The researchers designed a protein called endonuclease, which erodes the X chromosome of the mosquitoes. Producing female offspring requires two X chromosomes, and the egg only holds X chromosomes. As a result, if the protein limits the production of X chromosomes in male mosquitoes, it will limit the amount of female mosquitoes produced. A male dominated species of mosquitoes would lower the population as a whole and limit the transmission of malaria.
However, the Economist notes that natural selection will eventually allow the mosquitoes to evolve past the protein, so this solution depends on the elimination of the parasite within the species.

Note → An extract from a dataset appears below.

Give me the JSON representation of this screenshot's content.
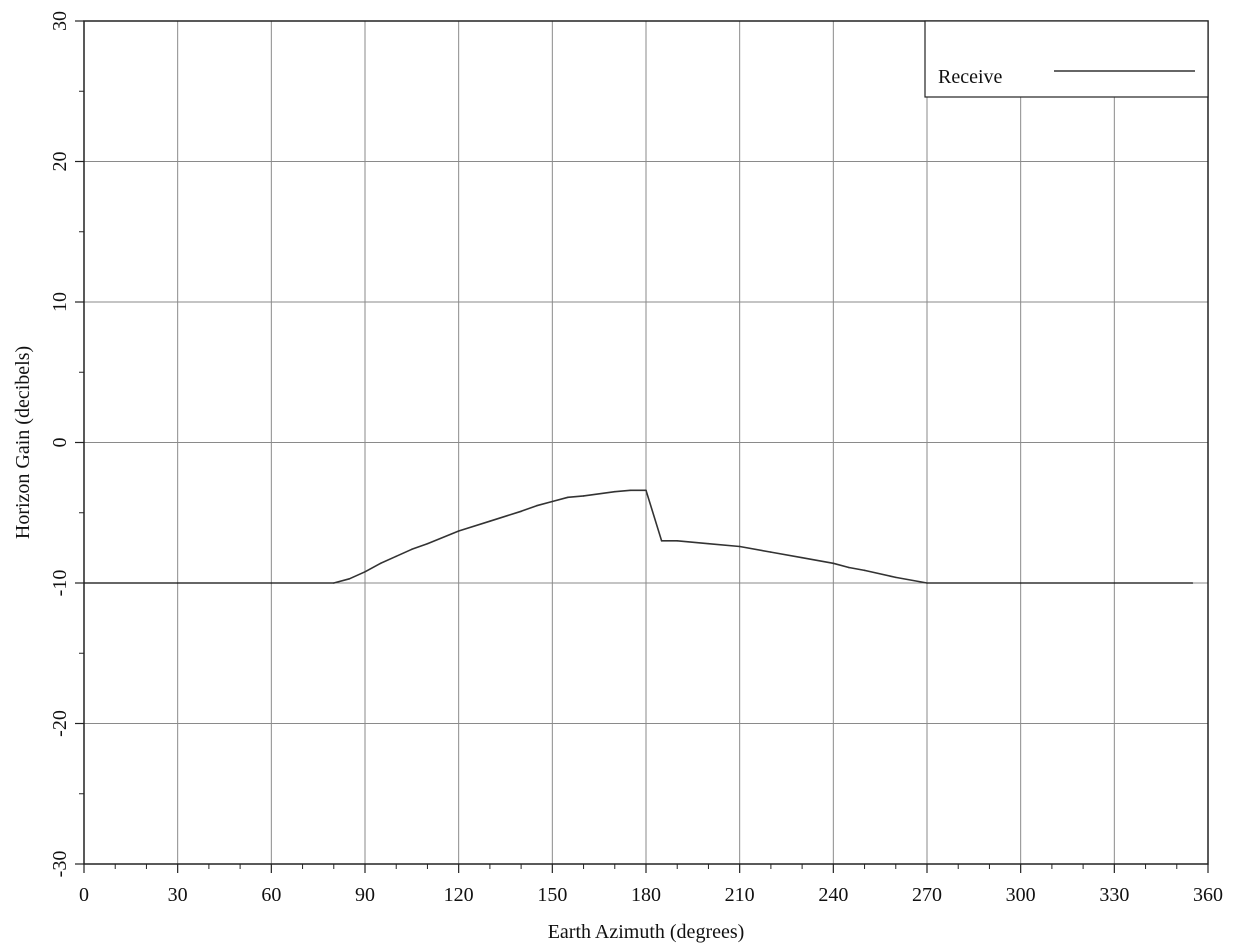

Ecologist Phil Lounibos expresses some skepticism of this type of solution. He believes that eliminating or decreasing the population of one species will not affect the spread of the disease. In a study he led, multiple genus of mosquitoes would cross inseminate and spread the parasite to other types of mosquitoes.
Stalling the disease, though, could allow countries to divert funds from malaria treatment to increasing economic productivity and improving the lives of the country’s impoverished. Developing new methods of malaria control presents exciting possibilities for controlling and combating malaria.
Between 2000 and 2012, malaria interventions saved over 3 million lives, and scientific innovation could drastically increase this number.